SG: We have been pioneers in automating some Indian ethnic snacks like Bhujia, fried dals, etc. This, of course, required a lot of R&D effort. I have gone around the world looking at different technologies for various process requirement. Eventually, we have modified and tailored it according to the needs of customers back in India. For example, we had used a certain technology to make bhujias in India, which was used in the meat processing industry in Europe.

So, R&D has been very important and critical for our business and is a must as without it one cannot develop into the business. We have achieved certain processes, which have become a big success for us in the ethnic Indian namkeen industry, specifically, where we have been able to develop large capacity automated continuous processing lines meeting all the hygiene standards, that too, without any human intervention right up to the final packing.

Secondly, we have done R&D in the food products themselves. We have partnered with our principals in various countries esp. Europe and US for engaging in R&D activity and developing new products.

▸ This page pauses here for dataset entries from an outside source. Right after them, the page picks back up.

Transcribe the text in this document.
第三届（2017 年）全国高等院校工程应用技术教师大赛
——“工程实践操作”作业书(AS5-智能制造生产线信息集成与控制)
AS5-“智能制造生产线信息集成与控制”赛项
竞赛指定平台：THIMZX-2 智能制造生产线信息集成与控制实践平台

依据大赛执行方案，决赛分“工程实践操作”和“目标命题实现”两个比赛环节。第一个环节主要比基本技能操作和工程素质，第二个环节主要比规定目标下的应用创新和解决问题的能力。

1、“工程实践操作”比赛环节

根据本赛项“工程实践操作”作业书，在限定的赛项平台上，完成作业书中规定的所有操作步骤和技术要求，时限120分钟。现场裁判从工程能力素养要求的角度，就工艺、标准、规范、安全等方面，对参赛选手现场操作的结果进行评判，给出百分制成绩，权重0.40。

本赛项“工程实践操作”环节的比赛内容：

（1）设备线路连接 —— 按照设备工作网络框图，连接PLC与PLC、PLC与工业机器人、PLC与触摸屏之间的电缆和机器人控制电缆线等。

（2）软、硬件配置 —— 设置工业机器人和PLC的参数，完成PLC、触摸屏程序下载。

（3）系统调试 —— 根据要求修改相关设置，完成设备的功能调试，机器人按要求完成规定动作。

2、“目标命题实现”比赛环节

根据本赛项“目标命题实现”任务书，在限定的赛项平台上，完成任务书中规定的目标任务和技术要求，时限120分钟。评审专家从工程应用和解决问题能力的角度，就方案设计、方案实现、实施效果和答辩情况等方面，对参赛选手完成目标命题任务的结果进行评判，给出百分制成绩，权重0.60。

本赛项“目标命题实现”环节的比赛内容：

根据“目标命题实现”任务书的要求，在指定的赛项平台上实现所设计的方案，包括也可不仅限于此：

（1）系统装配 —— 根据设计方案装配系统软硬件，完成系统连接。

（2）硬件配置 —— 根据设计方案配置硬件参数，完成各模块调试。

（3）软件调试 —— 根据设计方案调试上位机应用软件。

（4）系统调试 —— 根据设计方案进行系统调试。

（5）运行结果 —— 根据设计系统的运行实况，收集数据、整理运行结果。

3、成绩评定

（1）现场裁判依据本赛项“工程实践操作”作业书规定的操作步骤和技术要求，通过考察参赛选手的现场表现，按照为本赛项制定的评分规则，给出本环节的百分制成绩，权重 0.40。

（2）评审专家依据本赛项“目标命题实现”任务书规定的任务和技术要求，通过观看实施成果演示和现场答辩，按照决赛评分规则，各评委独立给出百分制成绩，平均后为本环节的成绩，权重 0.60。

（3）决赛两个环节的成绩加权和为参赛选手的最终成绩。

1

Thus, we have been first in certain products in India, which have been a commercial success. One such product was a baked snack unlike the regular fried snack, which is prevalent in India.

Indusfood-Tech: What has been the progress of your business on the export front and which are the main markets you have successfully penetrated? What are your future strategies to tap your potential target markets?
SG: We are looking for two things through Indusfood-Tech: one being the sale of our machineries and equipment majorly in the markets of EMEA region completely along with the South American market. The other thing we are looking for is sourcing new technologies from Europe and US region through collaborations. Another major thing is private labeling, for which we think the entire world is our market. As of now, we are working with countries like Germany, Italy, The Netherlands, France, Japan and USA.

Indusfood-Tech: How do you see the investment opportunities and the business environment for the food processing industry in India?
SG: For many reasons India is becoming better choice for investments. On fiscal policies, the government is trying to make a lot of changes. It is an endless situation. Recently, announcements have been made on tax reductions. Certain relaxations have been made for 100% FDI also. The fact that 100% FDI has been allowed in food retailing will give a boost to Indian F&B space.

Indusfood-Tech: How do you see Indusfood-Tech as a platform for the growth of the industry?
SG: Earlier our major target was the domestic Indian market. Since we have started manufacturing our own machines, we would like to tap the export markets more aggressively. For this, through Indusfood-Tech, we would like to collaborate more with high-end technology providers and tap buyers from across the globe for our indigenously tailored machines and equipment.

Indusfood-Tech: How do you see made in India to be perceived across the globe today?
SG: The perception of Made in India is dramatically changing very fast across the globe today. We are being perceived at par with the developed markets of Europe and the US. I will explain it in a very apt way. If I compare Made in India with Made in China, ours is a preferred product in reliability. Also, I would like to describe the Made in India tag as “Value for Money”.

I think today the world considers India and the Indian products to be much more reliable. Indians are traditionally known for their skills and that is why we have large Indian populace in foreign countries helping them to grow. The only challenge is how to utilize this potential. I must compliment the government that is continuously working towards this goal.